Sunday, February 17, 2013

My Childhood "Gears"

Seymour Papert's "Gears of My Childhood", the foreword to his book Mindstorms: Children, Computers, and Powerful Ideas, serves as our first LCL activity to share.  Briefly, Papert reflects back on his love of mechanical gears, viewing them as an adaptive model onto which he was able to overlay new and potentially difficult concepts in a familiar way.
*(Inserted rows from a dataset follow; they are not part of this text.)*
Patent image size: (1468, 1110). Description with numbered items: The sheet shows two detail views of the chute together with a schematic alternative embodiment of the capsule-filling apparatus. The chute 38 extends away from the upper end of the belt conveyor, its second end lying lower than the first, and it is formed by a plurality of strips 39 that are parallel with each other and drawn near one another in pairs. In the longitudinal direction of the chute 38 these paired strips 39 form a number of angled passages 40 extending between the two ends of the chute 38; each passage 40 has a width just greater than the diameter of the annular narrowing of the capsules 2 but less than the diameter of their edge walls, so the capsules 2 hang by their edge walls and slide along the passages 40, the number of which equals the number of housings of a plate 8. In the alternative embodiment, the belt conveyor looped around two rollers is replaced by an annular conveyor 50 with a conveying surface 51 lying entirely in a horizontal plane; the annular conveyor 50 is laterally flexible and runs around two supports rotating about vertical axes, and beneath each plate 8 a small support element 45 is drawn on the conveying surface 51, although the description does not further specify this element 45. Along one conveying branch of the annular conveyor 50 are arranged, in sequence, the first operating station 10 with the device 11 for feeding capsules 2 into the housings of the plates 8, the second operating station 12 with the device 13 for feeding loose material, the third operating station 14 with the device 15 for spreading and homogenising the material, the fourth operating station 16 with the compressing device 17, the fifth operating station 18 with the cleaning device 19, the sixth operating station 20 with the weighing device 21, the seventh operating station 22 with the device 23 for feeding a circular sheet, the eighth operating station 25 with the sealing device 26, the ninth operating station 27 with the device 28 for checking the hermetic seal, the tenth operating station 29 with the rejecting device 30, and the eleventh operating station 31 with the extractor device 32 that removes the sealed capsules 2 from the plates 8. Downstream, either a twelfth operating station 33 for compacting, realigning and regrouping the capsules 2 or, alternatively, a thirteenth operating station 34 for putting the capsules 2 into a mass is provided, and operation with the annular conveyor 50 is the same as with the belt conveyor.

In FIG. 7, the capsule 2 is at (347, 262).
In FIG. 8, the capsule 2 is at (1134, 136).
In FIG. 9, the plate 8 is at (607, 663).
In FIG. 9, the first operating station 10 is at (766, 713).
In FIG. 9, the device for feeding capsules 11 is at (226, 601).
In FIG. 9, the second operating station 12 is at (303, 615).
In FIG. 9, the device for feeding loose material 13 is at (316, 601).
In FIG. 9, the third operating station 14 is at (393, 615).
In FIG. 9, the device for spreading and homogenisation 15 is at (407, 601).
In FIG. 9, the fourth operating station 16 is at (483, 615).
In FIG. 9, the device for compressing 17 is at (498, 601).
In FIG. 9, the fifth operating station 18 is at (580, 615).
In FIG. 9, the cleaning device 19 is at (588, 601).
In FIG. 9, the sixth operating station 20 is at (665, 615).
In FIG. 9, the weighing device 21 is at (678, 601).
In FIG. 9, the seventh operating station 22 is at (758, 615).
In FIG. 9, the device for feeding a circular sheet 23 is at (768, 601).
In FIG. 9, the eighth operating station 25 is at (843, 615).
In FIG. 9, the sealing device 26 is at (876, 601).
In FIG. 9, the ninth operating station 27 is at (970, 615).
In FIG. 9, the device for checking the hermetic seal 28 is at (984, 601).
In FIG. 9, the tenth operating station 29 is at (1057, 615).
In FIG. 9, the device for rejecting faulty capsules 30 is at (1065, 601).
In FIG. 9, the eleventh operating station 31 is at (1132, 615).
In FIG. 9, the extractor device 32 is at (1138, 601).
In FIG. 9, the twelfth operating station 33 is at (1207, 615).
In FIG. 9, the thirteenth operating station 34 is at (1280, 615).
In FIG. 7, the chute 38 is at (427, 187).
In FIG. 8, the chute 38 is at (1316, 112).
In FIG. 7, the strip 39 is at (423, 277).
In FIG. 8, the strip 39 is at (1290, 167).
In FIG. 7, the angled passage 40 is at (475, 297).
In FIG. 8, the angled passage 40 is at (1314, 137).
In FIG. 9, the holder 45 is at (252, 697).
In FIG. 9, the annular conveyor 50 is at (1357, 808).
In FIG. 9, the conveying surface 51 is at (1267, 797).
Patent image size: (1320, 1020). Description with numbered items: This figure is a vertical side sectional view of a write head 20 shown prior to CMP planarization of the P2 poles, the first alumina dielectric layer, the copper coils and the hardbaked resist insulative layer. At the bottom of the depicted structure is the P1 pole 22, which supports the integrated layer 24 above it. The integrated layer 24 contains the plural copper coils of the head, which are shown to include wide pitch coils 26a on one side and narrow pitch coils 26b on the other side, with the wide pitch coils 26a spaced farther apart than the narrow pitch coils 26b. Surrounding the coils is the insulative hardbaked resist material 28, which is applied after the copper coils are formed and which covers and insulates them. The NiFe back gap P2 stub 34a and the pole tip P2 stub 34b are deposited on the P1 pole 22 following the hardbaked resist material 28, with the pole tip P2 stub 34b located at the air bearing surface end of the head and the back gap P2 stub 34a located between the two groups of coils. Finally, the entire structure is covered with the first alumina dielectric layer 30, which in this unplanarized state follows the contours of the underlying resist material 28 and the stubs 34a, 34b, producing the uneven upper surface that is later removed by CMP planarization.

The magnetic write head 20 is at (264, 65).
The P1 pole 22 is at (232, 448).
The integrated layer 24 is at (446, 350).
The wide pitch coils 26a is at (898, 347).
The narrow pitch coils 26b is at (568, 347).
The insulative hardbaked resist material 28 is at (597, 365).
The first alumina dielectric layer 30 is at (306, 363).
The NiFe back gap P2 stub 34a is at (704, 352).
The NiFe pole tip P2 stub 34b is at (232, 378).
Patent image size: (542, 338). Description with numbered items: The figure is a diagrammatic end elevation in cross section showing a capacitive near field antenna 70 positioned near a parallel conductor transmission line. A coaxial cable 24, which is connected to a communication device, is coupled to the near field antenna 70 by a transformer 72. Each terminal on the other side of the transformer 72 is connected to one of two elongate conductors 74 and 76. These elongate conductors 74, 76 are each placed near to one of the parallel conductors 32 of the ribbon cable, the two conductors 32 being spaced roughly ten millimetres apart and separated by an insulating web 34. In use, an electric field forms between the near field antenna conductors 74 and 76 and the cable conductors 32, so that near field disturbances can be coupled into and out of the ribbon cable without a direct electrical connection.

In his words, "[a]nything is easy if you can assimilate it to your collection of models."

Chaisson and McMillan
An astronomy textbook was my childhood gears.  No older than 6, I still remember being in the bookstore in the Meadows Mall in Las Vegas and finding the book.  I can no longer recall the title or authors, nor am I sure I even know where the book is anymore, but I was compelled at that moment in the mall to have it.

Thoroughly engrossed by the pictures, I studied every page of the book.  But I also read through it over and over again and was particularly fascinated by the planets.  I made "information" sheets for each of them and asked my mom to make copies, along with images taken from the book, which I then distributed to my friends, so that they could also become experts in one or two of the planets.  So, for Christmas one year, my parents bought me a telescope.  And in the middle of a cold winter night in 1986, my dad took me out to the mountains to look at Halley's Comet, which is still one of my favorite childhood memories.

This book fueled my love of science and astronomy in particular because, in retrospect, I was fascinated at how we could come to know about objects that were so far away from us.  I was fascinated by knowledge and the process by which we acquired it.  I was captivated by the challenge that we had to overcome to send probes into space that would send information back to us.  And most of all, I was infatuated by connected systems that influence each other and work together, not unlike Papert's gears.  On account of that, my love of astronomy transformed to a love of chemistry, physics, and then engineering; but everything came together when I found historical linguistics, studying languages as connected systems that evolve through time.  It's hard to believe, but there are quite a number of similarities between astrophysics and historical linguistics.  And thanks to my obsession with that book, I've been able to use these similarities to make more sense of the both of them.